In the field of scanning probe microscopy, small probes interact with systems under test to measure mechanical properties of the systems under test. For example, in atomic force microscopy, a small probe (typically sub-micrometer sized) is attached to the end of a cantilever. As the probe is scanned across the surface of a system under test, such as the membrane of a cell, surface irregularities impose a varying force on the probe, which, in turn, in a bending or deflection of the cantilever. An optical sensor senses the deflection of the cantilever based on light reflected from the cantilever and thereby determines changes in normal position of the probe as it is scanned across the surface of the system under test. The changes in normal position of the probe are used to map the surface of the system under test.
FIG. 1A illustrates a typical application of atomic force microscopy. In FIG. 1A, a probe 100 is attached to the end of cantilever 102 to map the surface 104 of a cell membrane. A laser, an optical sensor, and a computer (not shown) are used to map surface 104 as probe 100 causes deflections in cantilever 102. One problem with atomic force microscopy is illustrated in FIG. 1B. Atomic force microscopy requires a mechanical connection between probe 100 and the remainder of the system via cantilever 102. As a result, conventional atomic force microscopy is unsuitable for measuring mechanical properties of structures within enclosed regions, such as organelles within a cell membrane, or the other structures that are inaccessible for scanning with a mechanically attached probe.
One way to measure properties of structures inside of cells and other enclosed environments, is to mechanically decouple the probe from the remainder of the system. However, once the probe is mechanically decoupled from the remainder of the system, tracking and controlling movement of the probe become problematic.
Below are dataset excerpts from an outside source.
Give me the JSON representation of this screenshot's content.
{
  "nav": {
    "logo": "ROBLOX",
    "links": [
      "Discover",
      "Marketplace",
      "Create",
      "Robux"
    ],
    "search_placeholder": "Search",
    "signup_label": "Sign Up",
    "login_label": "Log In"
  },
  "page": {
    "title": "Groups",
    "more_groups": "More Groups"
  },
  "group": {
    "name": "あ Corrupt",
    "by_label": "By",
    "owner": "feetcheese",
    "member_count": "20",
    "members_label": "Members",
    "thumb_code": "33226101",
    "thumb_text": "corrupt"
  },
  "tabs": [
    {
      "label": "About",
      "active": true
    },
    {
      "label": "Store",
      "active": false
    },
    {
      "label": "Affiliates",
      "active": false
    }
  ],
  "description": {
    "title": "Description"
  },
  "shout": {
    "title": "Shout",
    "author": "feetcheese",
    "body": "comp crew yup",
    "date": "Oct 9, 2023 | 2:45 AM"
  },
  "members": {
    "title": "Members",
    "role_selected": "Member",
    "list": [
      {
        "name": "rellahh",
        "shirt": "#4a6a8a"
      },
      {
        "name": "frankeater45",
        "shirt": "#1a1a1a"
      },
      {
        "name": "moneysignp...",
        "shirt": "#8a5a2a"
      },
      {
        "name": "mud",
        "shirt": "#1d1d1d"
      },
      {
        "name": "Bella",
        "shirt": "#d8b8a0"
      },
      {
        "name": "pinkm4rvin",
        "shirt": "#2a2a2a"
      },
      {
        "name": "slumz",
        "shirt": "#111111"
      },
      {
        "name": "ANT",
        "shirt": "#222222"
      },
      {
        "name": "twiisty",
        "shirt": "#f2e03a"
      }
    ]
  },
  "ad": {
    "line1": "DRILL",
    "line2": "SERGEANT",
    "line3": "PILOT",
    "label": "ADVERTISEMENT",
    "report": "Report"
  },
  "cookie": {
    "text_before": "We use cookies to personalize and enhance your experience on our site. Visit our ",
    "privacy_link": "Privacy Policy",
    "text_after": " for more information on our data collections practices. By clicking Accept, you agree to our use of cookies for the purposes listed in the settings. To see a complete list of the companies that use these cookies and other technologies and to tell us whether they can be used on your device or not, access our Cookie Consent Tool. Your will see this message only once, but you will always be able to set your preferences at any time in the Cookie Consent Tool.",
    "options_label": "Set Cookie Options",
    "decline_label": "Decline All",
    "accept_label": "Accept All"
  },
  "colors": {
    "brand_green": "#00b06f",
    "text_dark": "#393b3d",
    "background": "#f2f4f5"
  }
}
One known technique of applying force to a mechanically decoupled probe is referred to as “optical tweezers.” This technique requires high optical field intensities that interact strongly with many materials and may produce undesirable side effects on experiments in biological systems.
Magnetic techniques have also been developed for moving probes in two dimensions. However, methods and systems for three dimensional motion control and tracking of a free-floating particle, prior to the present invention, are not known to be developed. Such a motion control and tracking system would be particularly useful for measuring mechanical properties of living organisms in biological environments and in materials science. Accordingly, there exists a long felt need for methods and systems for three dimensional motion control and tracking of a mechanically unattached, free-floating probe.